Je le regardai, ahurie, alors qu'il venait expressément de mettre des mots sur tous les doutes et l'hypothèse principale qui me trotte dans la tête depuis un bout de temps !
_ En fait c'est exactement ce que je pensais ! Avec en plus le sentiment d'avoir un lien avec elles. Cullen. J'ai déjà entendu ce nom là quelque part mais je ne sais pas où et ça me rend dingue, lui avouai-je, droit dans les yeux.
_ Interroge Alice. Les interrogatoires ''mine-de-rien'' c'est ton truc non ?
_ J'y ai pensé, mais Alice est loin d'être bête, elle va se douter que je cherche des infos.
_ Pas si tu te mets en mode curieuse ! T'es pas obligé de dire que tu suspectes Makenna d'avoir un lien avec toi, tu peux juste lui dire que tu as remarquer que Makenna s'appelait Cullen comme elle.
_ C'est vrai, je n'y avais pas pensé dans ce sens là. Tu sais que t'es génial toi ! Murmurai-je en l'embrassant.
Je me nichai dans son cou et me laissait bercer par les battements de son cœur jusqu'à ce que Morphée m'emporte. Le lendemain matin, après que Conor soit parti, j'habillai Henry avant que l'on descende prendre notre petit déjeuné. Il avait été un peu perturbé ce matin en se réveillant dans ma chambre, mais un long câlin avait suffit à le calmer.
_ Bonjour vous deux, lança mon père en nous voyant arriver dans la cuisine.
_ Bonjour, répondis-je alors qu'Henry se cachait dans mes cheveux.
Je le déposai devant un bol de céréales déjà prêt et me servis une tasse de café.
_ Est-ce que tu veux que j'emmène Henry à l'école ce matin ? Tu… Tu aurais plus de temps pour te préparer.
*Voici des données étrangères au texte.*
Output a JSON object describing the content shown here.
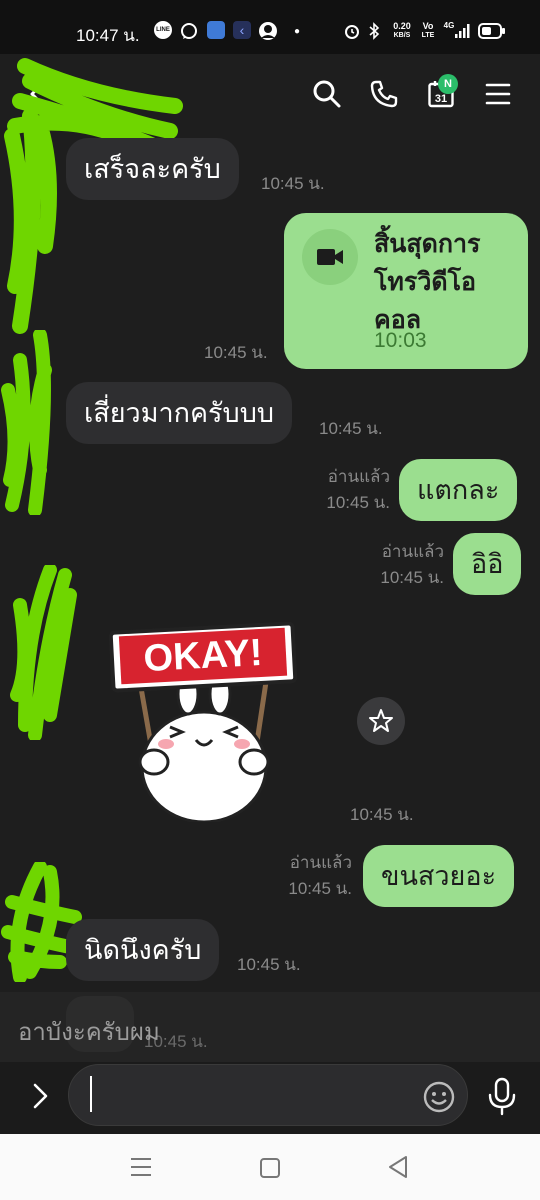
{
  "status_bar": {
    "time": "10:47 น.",
    "speed_value": "0.20",
    "speed_unit": "KB/S",
    "volte_top": "Vo",
    "volte_bottom": "LTE",
    "network": "4G"
  },
  "header": {
    "contact_name": "",
    "calendar_day": "31",
    "calendar_badge": "N"
  },
  "messages": [
    {
      "direction": "in",
      "text": "เสร็จละครับ",
      "time": "10:45 น."
    },
    {
      "direction": "out",
      "type": "video_call",
      "title": "สิ้นสุดการ\nโทรวิดีโอ\nคอล",
      "duration": "10:03",
      "time": "10:45 น."
    },
    {
      "direction": "in",
      "text": "เสี่ยวมากครับบบ",
      "time": "10:45 น."
    },
    {
      "direction": "out",
      "text": "แตกละ",
      "read": "อ่านแล้ว",
      "time": "10:45 น."
    },
    {
      "direction": "out",
      "text": "อิอิ",
      "read": "อ่านแล้ว",
      "time": "10:45 น."
    },
    {
      "direction": "in",
      "type": "sticker",
      "sticker_text": "OKAY!",
      "time": "10:45 น."
    },
    {
      "direction": "out",
      "text": "ขนสวยอะ",
      "read": "อ่านแล้ว",
      "time": "10:45 น."
    },
    {
      "direction": "in",
      "text": "นิดนึงครับ",
      "time": "10:45 น."
    }
  ],
  "reply_preview": {
    "text": "อาบังะครับผม",
    "ghost_time": "10:45 น."
  },
  "input": {
    "value": "",
    "placeholder": ""
  },
  "colors": {
    "background": "#1e1e1e",
    "incoming_bubble": "#2e2e30",
    "outgoing_bubble": "#9bde8f",
    "badge": "#2bbd6a",
    "redaction": "#6fd600"
  },
  "icons": [
    "back-icon",
    "search-icon",
    "phone-icon",
    "calendar-icon",
    "menu-icon",
    "video-camera-icon",
    "star-icon",
    "expand-icon",
    "emoji-icon",
    "microphone-icon",
    "recents-icon",
    "home-icon",
    "back-nav-icon"
  ]
}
_ Je… hum… oui pourquoi pas.
J'aidai ensuite Henry à finir de se préparer, et lorsqu'ils furent parti, je me retrouvai seule dans une grande maison, remplie de souvenirs de mon enfance avec mon père, ma mère. Cette maison, dessinée par mon père avait tellement vue de scènes familiales que ça me fit mal au cœur de constater que plus rien ne sera jamais comme avant. Maman ne sera plus là pour m'aider à souffler mes bougies, pour regarder la neige tomber avec moi à Noël. Etant fille unique de parents divorcés alors qu'elle avait 10 ans, elle n'a pas vraiment eu une super enfance : elle devait souvent se débrouiller seule parce que ma grand-mère tentait tant bien que mal de gagner de l'argent par différents petits boulots. Alors quand elle a eu l'occasion de fonder sa propre famille, elle a exhaussé son vœu le plus cher. Mais maintenant, depuis qu'elle n'est plus là j'ai l'impression que cette maison est vide. Elle a comme perdu tout le sens qu'elle avait pour moi.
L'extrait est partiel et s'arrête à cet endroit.